Eines Tages ging ein schwerer Wolkenbruch über das Gebirge nieder. Die Bächlein wurden zu wilden Fluten, die Fluten stürzten mit entwurzelten Bäumen und großen Felstrümmern den Berg hinab.

Dort, wo Herr Weinberger wohnte, war das Unwetter lange nocht so schlimm gewesen, aber ein wolkenbruchartiger Regen war doch niedergegangen.

Kaum hatte es aufgehört zu regnen, so stand Annie lange, lange im schützenden Gebüsch, der Steinmauer gerade gegenüber, und spähte unausgesetzt nach ein und derselben Stelle. Alle Bachstelzen in der Mauer flogen schon aus, um ihren Kleinen das stundenlang entbehrte Futter zu bringen, nur die in dieser Spalte nicht. Man hörte bloß das jammervolle, mitleiderregende Zwitschern der Jungen, das war alles.

Auf Rat der Mutter fütterte sie die Kleinen endlich selber. Sie tauchte winzige Semmelstückchen in erwärmte Milch, brachte diese Nahrung mit einem langstieligen Kochlöffel in die Spalte und schüttete sie dicht vor den Jungen aus.

Die Vögelchen waren jetzt still, aber Annies Sorge blieb unvermindert dieselbe. Was sollte aus den Jungen werden, wenn die Alten wirklich nicht wiederkämen? Ihre Gedanken drehten sich wie in einem Kreisel, und sie wälzte allerhand unruhige Pläne durch ihren Kopf, wie sie den Kleinen wohl helfen könne.

Früh mit dem ersten Lerchenschlag, als kaum der lichte Morgen durchs Fenster schaute, erhob sie sich, denn sie hätte nicht ruhig zur Schule gehen können, wenn sie nicht zuvor gewußt hätte, was aus den jungen Bachstelzen wurde.

Lange stand sie wieder im Gebüsch und lugte nach der Spalte, aber die Alten kamen trozt allen Wartens nicht zum Vorschein, sie konnte nur das klagende Zwitschern der Kleinen vernehmen. Nun wußte sie genau, daß das Unwetter die Alten getötet hatte, und das Mitleid preßte ihr neue Tränen aus.

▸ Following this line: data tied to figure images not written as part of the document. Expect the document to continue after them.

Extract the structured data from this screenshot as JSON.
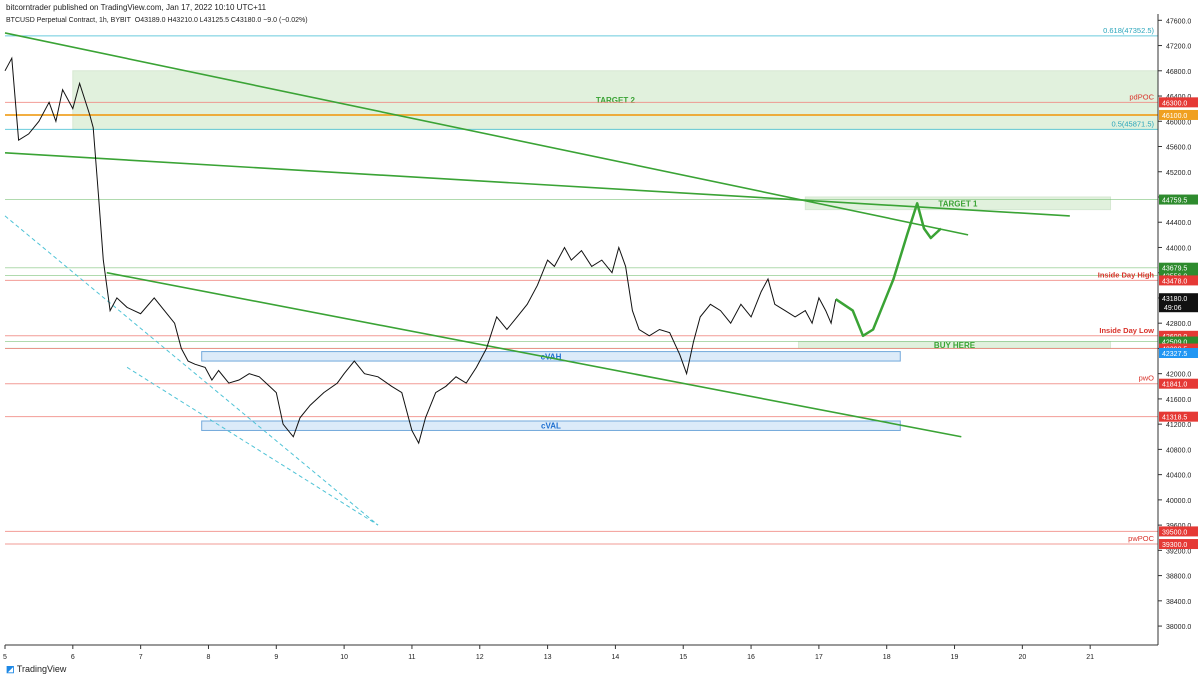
{
  "header": {
    "publisher": "bitcorntrader published on TradingView.com, Jan 17, 2022 10:10 UTC+11",
    "title": "BTCUSD Perpetual Contract, 1h, BYBIT",
    "ohlc": "O43189.0 H43210.0 L43125.5 C43180.0 −9.0 (−0.02%)"
  },
  "footer": {
    "brand": "TradingView"
  },
  "colors": {
    "green": "#3aa335",
    "red": "#e0372e",
    "cyan": "#4fc3d6",
    "orange": "#f0a020",
    "blue": "#2196f3",
    "zone_green": "#dcefd8",
    "zone_blue": "#d7e8f8"
  },
  "chart_data": {
    "type": "candlestick",
    "xlim": [
      5,
      22
    ],
    "ylim": [
      37700,
      47700
    ],
    "x_ticks": [
      "5",
      "6",
      "7",
      "8",
      "9",
      "10",
      "11",
      "12",
      "13",
      "14",
      "15",
      "16",
      "17",
      "18",
      "19",
      "20",
      "21"
    ],
    "y_ticks": [
      38000,
      38400,
      38800,
      39200,
      39600,
      40000,
      40400,
      40800,
      41200,
      41600,
      42000,
      42400,
      42800,
      43200,
      43600,
      44000,
      44400,
      44800,
      45200,
      45600,
      46000,
      46400,
      46800,
      47200,
      47600
    ],
    "last_price": {
      "value": "43180.0",
      "countdown": "49:06"
    },
    "price_path": [
      [
        5.0,
        46800
      ],
      [
        5.1,
        47000
      ],
      [
        5.2,
        45700
      ],
      [
        5.35,
        45800
      ],
      [
        5.5,
        46000
      ],
      [
        5.65,
        46300
      ],
      [
        5.75,
        46000
      ],
      [
        5.85,
        46500
      ],
      [
        6.0,
        46200
      ],
      [
        6.1,
        46600
      ],
      [
        6.25,
        46100
      ],
      [
        6.3,
        45900
      ],
      [
        6.38,
        44800
      ],
      [
        6.45,
        43800
      ],
      [
        6.5,
        43400
      ],
      [
        6.55,
        43000
      ],
      [
        6.65,
        43200
      ],
      [
        6.8,
        43050
      ],
      [
        7.0,
        42950
      ],
      [
        7.2,
        43200
      ],
      [
        7.35,
        43000
      ],
      [
        7.5,
        42800
      ],
      [
        7.6,
        42400
      ],
      [
        7.7,
        42200
      ],
      [
        7.8,
        42150
      ],
      [
        7.95,
        42100
      ],
      [
        8.05,
        41900
      ],
      [
        8.15,
        42050
      ],
      [
        8.3,
        41850
      ],
      [
        8.45,
        41900
      ],
      [
        8.6,
        42000
      ],
      [
        8.75,
        41950
      ],
      [
        8.9,
        41800
      ],
      [
        9.0,
        41700
      ],
      [
        9.1,
        41200
      ],
      [
        9.25,
        41000
      ],
      [
        9.35,
        41300
      ],
      [
        9.5,
        41500
      ],
      [
        9.7,
        41700
      ],
      [
        9.9,
        41850
      ],
      [
        10.0,
        42000
      ],
      [
        10.15,
        42200
      ],
      [
        10.3,
        42000
      ],
      [
        10.5,
        41950
      ],
      [
        10.7,
        41800
      ],
      [
        10.85,
        41700
      ],
      [
        11.0,
        41100
      ],
      [
        11.1,
        40900
      ],
      [
        11.2,
        41300
      ],
      [
        11.35,
        41700
      ],
      [
        11.5,
        41800
      ],
      [
        11.65,
        41950
      ],
      [
        11.8,
        41850
      ],
      [
        11.95,
        42100
      ],
      [
        12.1,
        42400
      ],
      [
        12.25,
        42900
      ],
      [
        12.4,
        42700
      ],
      [
        12.55,
        42900
      ],
      [
        12.7,
        43100
      ],
      [
        12.85,
        43400
      ],
      [
        13.0,
        43800
      ],
      [
        13.1,
        43700
      ],
      [
        13.25,
        44000
      ],
      [
        13.35,
        43800
      ],
      [
        13.5,
        43950
      ],
      [
        13.65,
        43700
      ],
      [
        13.8,
        43800
      ],
      [
        13.95,
        43600
      ],
      [
        14.05,
        44000
      ],
      [
        14.15,
        43700
      ],
      [
        14.25,
        43000
      ],
      [
        14.35,
        42700
      ],
      [
        14.5,
        42600
      ],
      [
        14.65,
        42700
      ],
      [
        14.8,
        42650
      ],
      [
        14.95,
        42300
      ],
      [
        15.05,
        42000
      ],
      [
        15.15,
        42500
      ],
      [
        15.25,
        42900
      ],
      [
        15.4,
        43100
      ],
      [
        15.55,
        43000
      ],
      [
        15.7,
        42800
      ],
      [
        15.85,
        43100
      ],
      [
        16.0,
        42900
      ],
      [
        16.15,
        43300
      ],
      [
        16.25,
        43500
      ],
      [
        16.35,
        43100
      ],
      [
        16.5,
        43000
      ],
      [
        16.65,
        42900
      ],
      [
        16.8,
        43000
      ],
      [
        16.9,
        42800
      ],
      [
        17.0,
        43200
      ],
      [
        17.1,
        43000
      ],
      [
        17.18,
        42800
      ],
      [
        17.25,
        43180
      ]
    ],
    "horizontal_levels": [
      {
        "price": 47352.5,
        "label": "0.618(47352.5)",
        "color": "cyan"
      },
      {
        "price": 46300,
        "label": "pdPOC",
        "badge": "46300.0",
        "color": "red"
      },
      {
        "price": 46100,
        "label": "",
        "badge": "46100.0",
        "color": "orange"
      },
      {
        "price": 45871.5,
        "label": "0.5(45871.5)",
        "color": "cyan"
      },
      {
        "price": 44759.5,
        "label": "",
        "badge": "44759.5",
        "color": "green"
      },
      {
        "price": 43679.5,
        "label": "",
        "badge": "43679.5",
        "color": "green"
      },
      {
        "price": 43556,
        "label": "",
        "badge": "43556.0",
        "color": "green"
      },
      {
        "price": 43478,
        "label": "Inside Day High",
        "badge": "43478.0",
        "color": "red"
      },
      {
        "price": 42600,
        "label": "Inside Day Low",
        "badge": "42600.0",
        "color": "red"
      },
      {
        "price": 42509,
        "label": "",
        "badge": "42509.0",
        "color": "green"
      },
      {
        "price": 42400,
        "label": "",
        "badge": "42400.0",
        "color": "green"
      },
      {
        "price": 42398.5,
        "label": "",
        "badge": "42398.5",
        "color": "red"
      },
      {
        "price": 42327.5,
        "label": "",
        "badge": "42327.5",
        "color": "blue"
      },
      {
        "price": 41841,
        "label": "pwO",
        "badge": "41841.0",
        "color": "red"
      },
      {
        "price": 41318.5,
        "label": "",
        "badge": "41318.5",
        "color": "red"
      },
      {
        "price": 39500,
        "label": "",
        "badge": "39500.0",
        "color": "red"
      },
      {
        "price": 39300,
        "label": "pwPOC",
        "badge": "39300.0",
        "color": "red"
      }
    ],
    "zones": [
      {
        "label": "TARGET 2",
        "x": [
          6.0,
          22.0
        ],
        "y": [
          45871.5,
          46800
        ],
        "color": "zone_green"
      },
      {
        "label": "TARGET 1",
        "x": [
          16.8,
          21.3
        ],
        "y": [
          44600,
          44800
        ],
        "color": "zone_green"
      },
      {
        "label": "BUY HERE",
        "x": [
          16.7,
          21.3
        ],
        "y": [
          42400,
          42509
        ],
        "color": "zone_green"
      },
      {
        "label": "cVAH",
        "x": [
          7.9,
          18.2
        ],
        "y": [
          42200,
          42350
        ],
        "color": "zone_blue"
      },
      {
        "label": "cVAL",
        "x": [
          7.9,
          18.2
        ],
        "y": [
          41100,
          41250
        ],
        "color": "zone_blue"
      }
    ],
    "trendlines": [
      {
        "from": [
          5.0,
          47400
        ],
        "to": [
          19.2,
          44200
        ],
        "color": "green"
      },
      {
        "from": [
          5.0,
          45500
        ],
        "to": [
          20.7,
          44500
        ],
        "color": "green"
      },
      {
        "from": [
          6.5,
          43600
        ],
        "to": [
          19.1,
          41000
        ],
        "color": "green"
      },
      {
        "from": [
          5.0,
          44500
        ],
        "to": [
          10.5,
          39600
        ],
        "color": "cyan",
        "dashed": true
      },
      {
        "from": [
          6.8,
          42100
        ],
        "to": [
          10.5,
          39600
        ],
        "color": "cyan",
        "dashed": true
      }
    ],
    "projection": [
      [
        17.25,
        43180
      ],
      [
        17.5,
        43000
      ],
      [
        17.65,
        42600
      ],
      [
        17.8,
        42700
      ],
      [
        17.95,
        43100
      ],
      [
        18.1,
        43500
      ],
      [
        18.3,
        44200
      ],
      [
        18.45,
        44700
      ],
      [
        18.55,
        44300
      ],
      [
        18.65,
        44150
      ],
      [
        18.8,
        44300
      ]
    ]
  }
}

Plötzlich aber zuckte ein Hoffnungsstrahl in ihr auf. Eilends lief sie in die Küche. Einen Stuhl und ein Körbchen holte sie, trug beides vor die Spalte, kletterte auf den Stuhl und langte sachte, sachte in die Mauer hinein. Leicht war das nicht, sie trug eine Menge Risse und Schrammen davon, aber endlich hatte sie die kleinen Bachstelzchen, hielt die Vögelchen in der wärmenden Hand und legte sie schließlich in den Korb.

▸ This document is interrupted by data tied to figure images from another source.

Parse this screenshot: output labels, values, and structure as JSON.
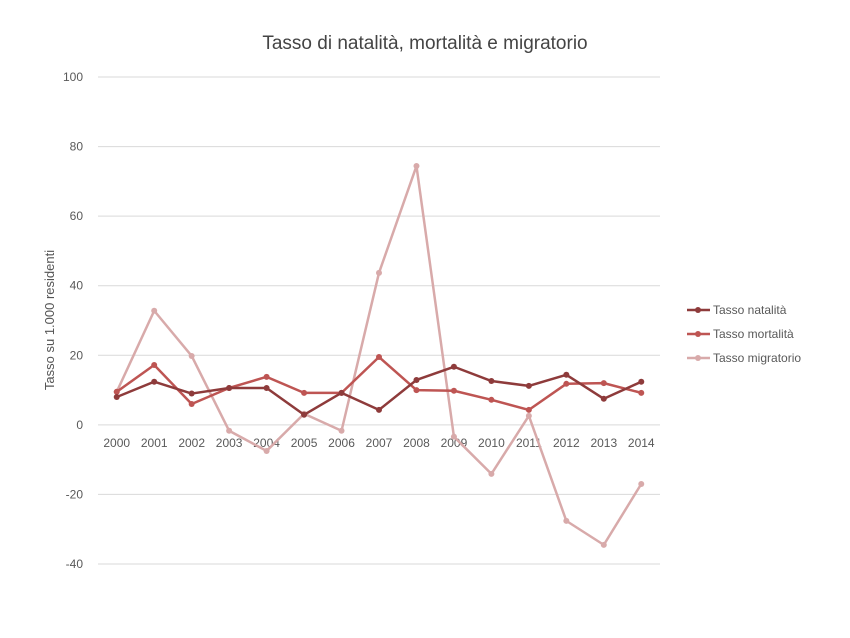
{
  "chart_data": {
    "type": "line",
    "title": "Tasso di natalità, mortalità e migratorio",
    "xlabel": "",
    "ylabel": "Tasso su 1.000 residenti",
    "ylim": [
      -40,
      100
    ],
    "yticks": [
      -40,
      -20,
      0,
      20,
      40,
      60,
      80,
      100
    ],
    "grid": true,
    "legend_position": "right",
    "categories": [
      "2000",
      "2001",
      "2002",
      "2003",
      "2004",
      "2005",
      "2006",
      "2007",
      "2008",
      "2009",
      "2010",
      "2011",
      "2012",
      "2013",
      "2014"
    ],
    "series": [
      {
        "name": "Tasso natalità",
        "color": "#8E3B3B",
        "values": [
          8.0,
          12.4,
          9.0,
          10.6,
          10.6,
          2.9,
          9.2,
          4.3,
          12.9,
          16.7,
          12.6,
          11.2,
          14.4,
          7.5,
          12.4
        ]
      },
      {
        "name": "Tasso mortalità",
        "color": "#BE5553",
        "values": [
          9.5,
          17.2,
          6.0,
          10.6,
          13.8,
          9.2,
          9.2,
          19.5,
          10.0,
          9.8,
          7.2,
          4.3,
          11.8,
          12.0,
          9.2
        ]
      },
      {
        "name": "Tasso migratorio",
        "color": "#D8AAAA",
        "values": [
          9.5,
          32.8,
          19.8,
          -1.7,
          -7.5,
          3.2,
          -1.7,
          43.7,
          74.4,
          -3.4,
          -14.1,
          2.6,
          -27.6,
          -34.5,
          -17.0
        ]
      }
    ]
  }
}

Ein anderes Bachstelzenpaar sollte die hilflosen Waisen großziehen, und da sie zu den Nestern in der Mauer schlecht gelangen konnte, eilte sie mit ihrem Körbchen zur Blutnußhecke, denn dort war auch noch eines.

Geduldig wartete sie, bis die Bachstelzenmutter fortgeflogen war, dann steckte sie die drei Waisen in das Nest zu den drei anderen. Nun war das Nestchen übervoll, Annie aber schlüpfte hinter einen Strauch und wollte sehen, was sich jetzt begeben würde.

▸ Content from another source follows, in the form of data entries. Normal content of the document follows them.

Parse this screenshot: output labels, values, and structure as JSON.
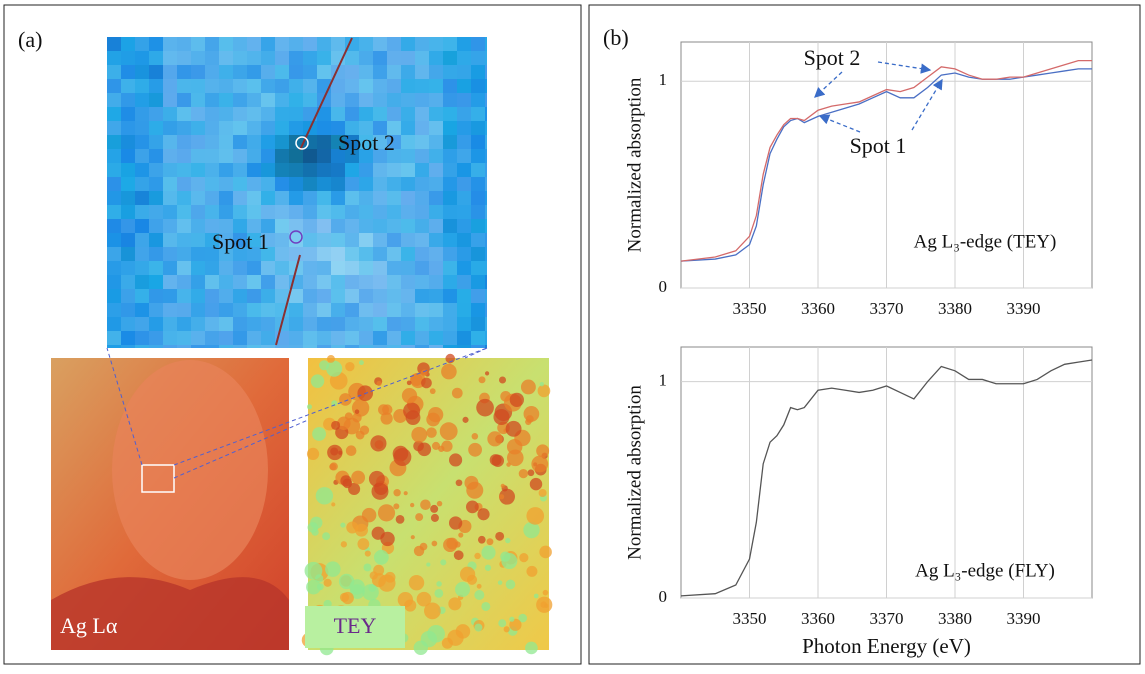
{
  "panel_a": {
    "label": "(a)",
    "spot_labels": [
      "Spot 2",
      "Spot 1"
    ],
    "map_label": "Ag Lα",
    "tey_label": "TEY"
  },
  "panel_b": {
    "label": "(b)"
  },
  "chart_data": [
    {
      "type": "line",
      "ylabel": "Normalized absorption",
      "annotation": "Ag L₃-edge  (TEY)",
      "x": [
        3340,
        3345,
        3348,
        3350,
        3351,
        3352,
        3353,
        3354,
        3355,
        3356,
        3357,
        3358,
        3360,
        3362,
        3364,
        3366,
        3368,
        3370,
        3372,
        3374,
        3376,
        3378,
        3380,
        3382,
        3384,
        3386,
        3388,
        3390,
        3392,
        3394,
        3396,
        3398,
        3400
      ],
      "series": [
        {
          "name": "Spot 1",
          "color": "#4a6fc4",
          "values": [
            0.13,
            0.14,
            0.16,
            0.21,
            0.3,
            0.5,
            0.65,
            0.72,
            0.78,
            0.81,
            0.82,
            0.8,
            0.83,
            0.85,
            0.87,
            0.89,
            0.92,
            0.95,
            0.92,
            0.92,
            0.97,
            1.03,
            1.04,
            1.02,
            1.01,
            1.01,
            1.01,
            1.02,
            1.03,
            1.04,
            1.05,
            1.06,
            1.06
          ]
        },
        {
          "name": "Spot 2",
          "color": "#d46a6a",
          "values": [
            0.13,
            0.15,
            0.18,
            0.25,
            0.35,
            0.55,
            0.68,
            0.74,
            0.79,
            0.82,
            0.82,
            0.81,
            0.86,
            0.88,
            0.89,
            0.9,
            0.93,
            0.96,
            0.95,
            0.97,
            1.02,
            1.07,
            1.06,
            1.03,
            1.01,
            1.01,
            1.02,
            1.02,
            1.04,
            1.06,
            1.08,
            1.1,
            1.1
          ]
        }
      ],
      "xlim": [
        3340,
        3400
      ],
      "ylim": [
        0,
        1.19
      ],
      "xticks": [
        3350,
        3360,
        3370,
        3380,
        3390
      ],
      "yticks": [
        0,
        1
      ],
      "grid": true
    },
    {
      "type": "line",
      "ylabel": "Normalized absorption",
      "xlabel": "Photon Energy  (eV)",
      "annotation": "Ag L₃-edge  (FLY)",
      "x": [
        3340,
        3345,
        3348,
        3350,
        3351,
        3352,
        3353,
        3354,
        3355,
        3356,
        3357,
        3358,
        3360,
        3362,
        3364,
        3366,
        3368,
        3370,
        3372,
        3374,
        3376,
        3378,
        3380,
        3382,
        3384,
        3386,
        3388,
        3390,
        3392,
        3394,
        3396,
        3398,
        3400
      ],
      "series": [
        {
          "color": "#555555",
          "values": [
            0.01,
            0.02,
            0.06,
            0.18,
            0.35,
            0.62,
            0.72,
            0.75,
            0.8,
            0.88,
            0.87,
            0.88,
            0.96,
            0.97,
            0.96,
            0.95,
            0.96,
            0.98,
            0.95,
            0.92,
            1.0,
            1.07,
            1.05,
            1.01,
            1.01,
            0.99,
            0.99,
            0.99,
            1.01,
            1.05,
            1.08,
            1.09,
            1.1
          ]
        }
      ],
      "xlim": [
        3340,
        3400
      ],
      "ylim": [
        0,
        1.16
      ],
      "xticks": [
        3350,
        3360,
        3370,
        3380,
        3390
      ],
      "yticks": [
        0,
        1
      ],
      "grid": true
    }
  ]
}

Eine geraume Weile dauerte es, da kam die Alte endlich wieder und schien einen Käfer im Schnabel zu halten. Rasch flog sie auf ihr Nest zu, wie sie aber die Jungen gewarhte, stutzte sie und änderte die Richtung. So viele Kinder, das konnten unmöglich die ihren sein!

Sie kam jedoch wieder. Die Größe des Nestes, die Höhe vom Erdboden und seine Lage in der Blutnußhecke, es stimmte alles, darum ließ sie sich in einem der schwanken Zweige nieder, blickte tiefsinnig hinab, flog nach einiger Zeit doch auf das Nestchen, breitete weit, weit die Flügel aus und deckte die Kleinen sämtlich zu.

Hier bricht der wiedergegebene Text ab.